Kent Swafford kswafford@earthlink.net
Mon, 17 Jan 2000 11:49:27 -0600


Ron Nossaman wrote:

> Not that I'd do any better gathering data myself, but at least I
>could determine first hand why I was still confused. I played around with
>an old Strobo-Con in a killer octave a while back to see what I could see.
>With one string, the pitch went up on the attack and stayed high for about
>1.5 seconds, then drifted down a bit. Adding the second string, the attack
>pitch height was the same, and the decal pitch was the same (as nearly as I
>could tell), but the dwell time at the higher pitch went to about a second.
>Adding the third string left the pitches the same again, but the high dwell
>fell to a little over a half second. No real measurement on the time
>durations, just tuner's relative time sense. This was with one of my
>boards, and I haven't gotten to try it on anything else, so there's nothing
>remotely informative here, though I was surprised at what I saw.
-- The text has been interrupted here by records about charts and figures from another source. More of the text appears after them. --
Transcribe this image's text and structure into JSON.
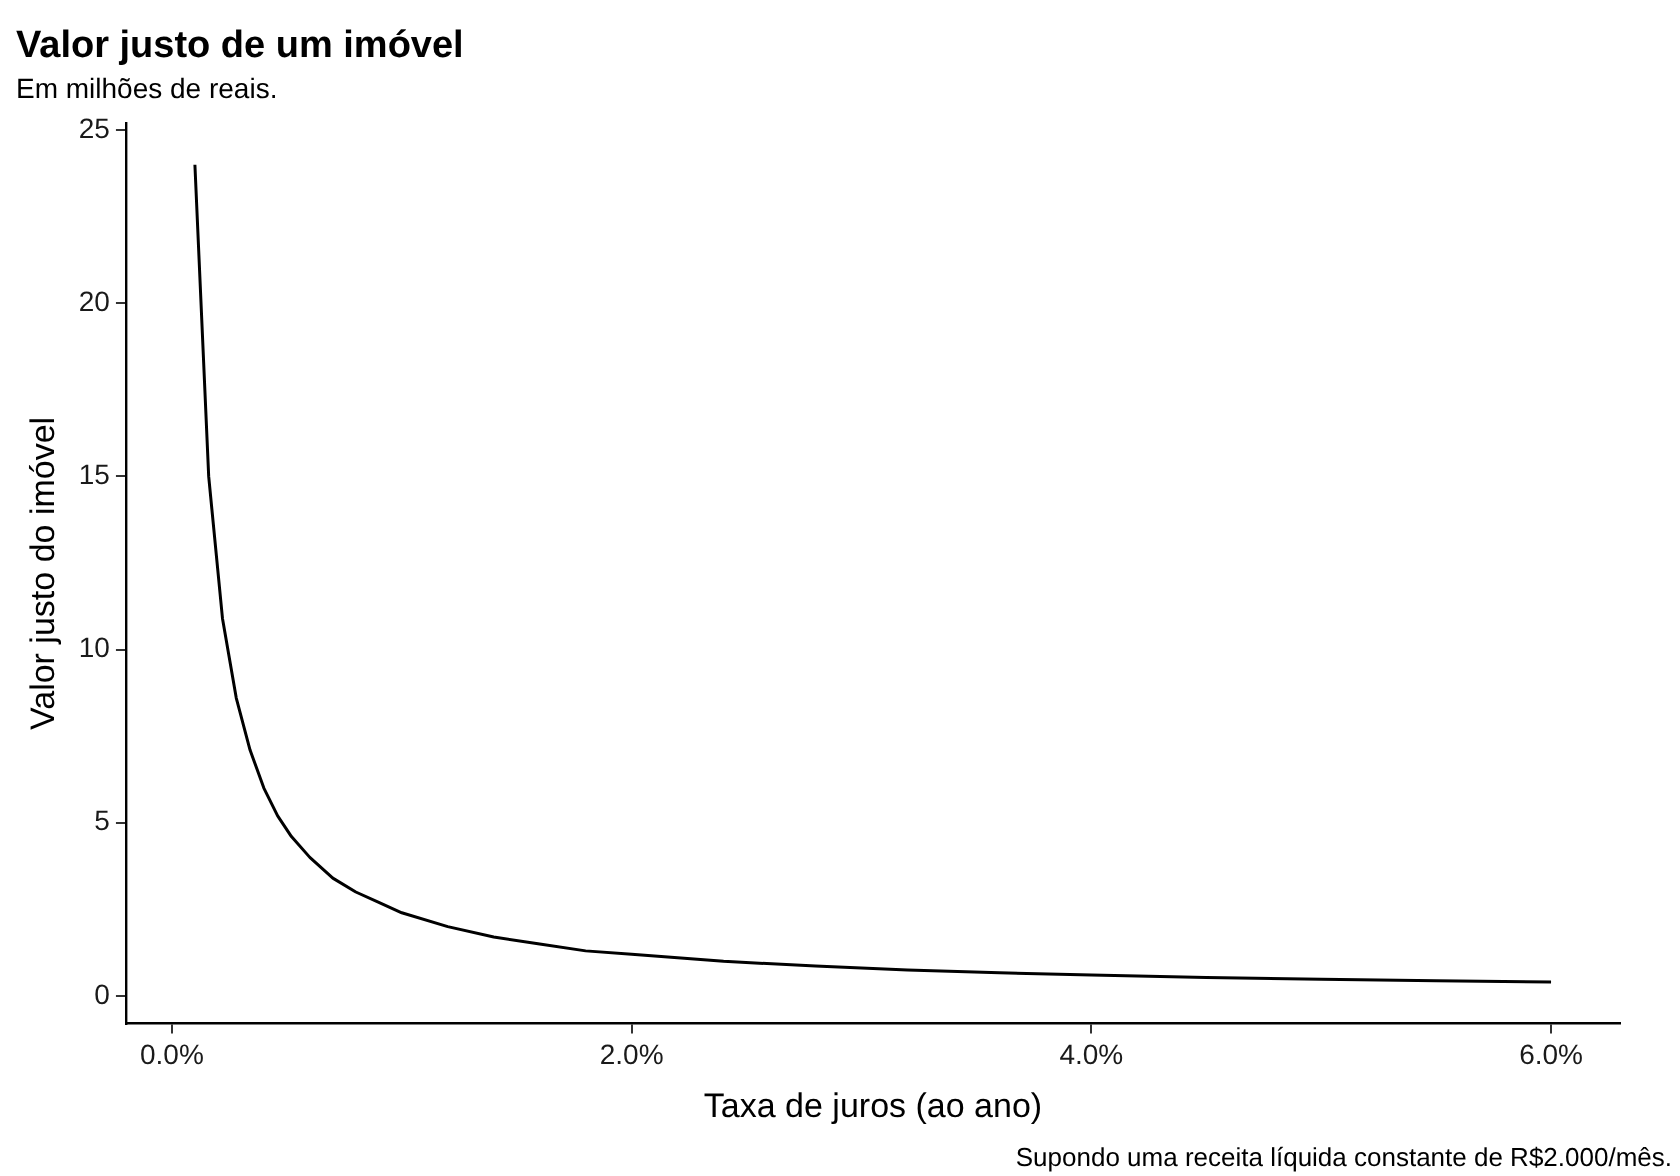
{
  "chart_data": {
    "type": "line",
    "title": "Valor justo de um imóvel",
    "subtitle": "Em milhões de reais.",
    "xlabel": "Taxa de juros (ao ano)",
    "ylabel": "Valor justo do imóvel",
    "annotations": [
      "Supondo uma receita líquida constante de R$2.000/mês."
    ],
    "x": [
      0.1,
      0.16,
      0.22,
      0.28,
      0.34,
      0.4,
      0.46,
      0.52,
      0.6,
      0.7,
      0.8,
      0.9,
      1.0,
      1.2,
      1.4,
      1.6,
      1.8,
      2.0,
      2.4,
      2.8,
      3.2,
      3.6,
      4.0,
      4.5,
      5.0,
      5.5,
      6.0
    ],
    "series": [
      {
        "color": "#000000",
        "values": [
          24,
          15,
          10.9,
          8.6,
          7.1,
          6,
          5.2,
          4.6,
          4,
          3.4,
          3,
          2.7,
          2.4,
          2,
          1.7,
          1.5,
          1.3,
          1.2,
          1,
          0.86,
          0.75,
          0.67,
          0.6,
          0.53,
          0.48,
          0.44,
          0.4
        ]
      }
    ],
    "xlim": [
      -0.2,
      6.3
    ],
    "xticks": [
      {
        "value": 0,
        "label": "0.0%"
      },
      {
        "value": 2,
        "label": "2.0%"
      },
      {
        "value": 4,
        "label": "4.0%"
      },
      {
        "value": 6,
        "label": "6.0%"
      }
    ],
    "ylim": [
      -0.8,
      25.2
    ],
    "yticks": [
      0,
      5,
      10,
      15,
      20,
      25
    ],
    "grid": false,
    "legend": false,
    "marker": "none",
    "line_style": "solid"
  }
}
I have no information to offer as to _why_ "unison coupling" exists, but 
I thought I would chime in here that my observations match yours, Ron, 
fairly closely. The phenomenon exists on many pianos.

I describe it like this:

The frequency of vibrating piano strings is not stable, but tends to 
lower as the string continues to sound.

In electronic music, the graphic representation of the changing 
amplitude, frequency, or other measurable character of a tone is known as 
the "envelope."

My observation then is that strings sounding together have little or no 
frequency that is not present when the strings are sounding singly. It 
appears rather that the envelope, that is, the change in frequency of the 
vibrating strings over time, is accelerated for some reason when the 
strings sound together. In other words, the flatness observed when 
strings sound together may just be because the strings get to the flat 
part of the envelope faster, fast enough that the sharper part of the 
envelope goes by fast enough that it can be missed.

For what it is worth, an explanation for why this phenomenon was not 
observed and described until just a few years ago might be that, if the 
phenomenon occurs throughout the scale, as I believe it does, then, if 
the temperament throughout the scale of the piano is tuned with single 
strings, then the temperament of the piano with all strings of the 
unisons sounding will simply be "shifted" slightly flat with few ill 
effects to the temperament.

It also is possible that the apparent frequency shift caused by unison 
coupling is as small or smaller than the normal frequency shift caused by 
loud and soft playing, perhaps making the effect negligible in practice.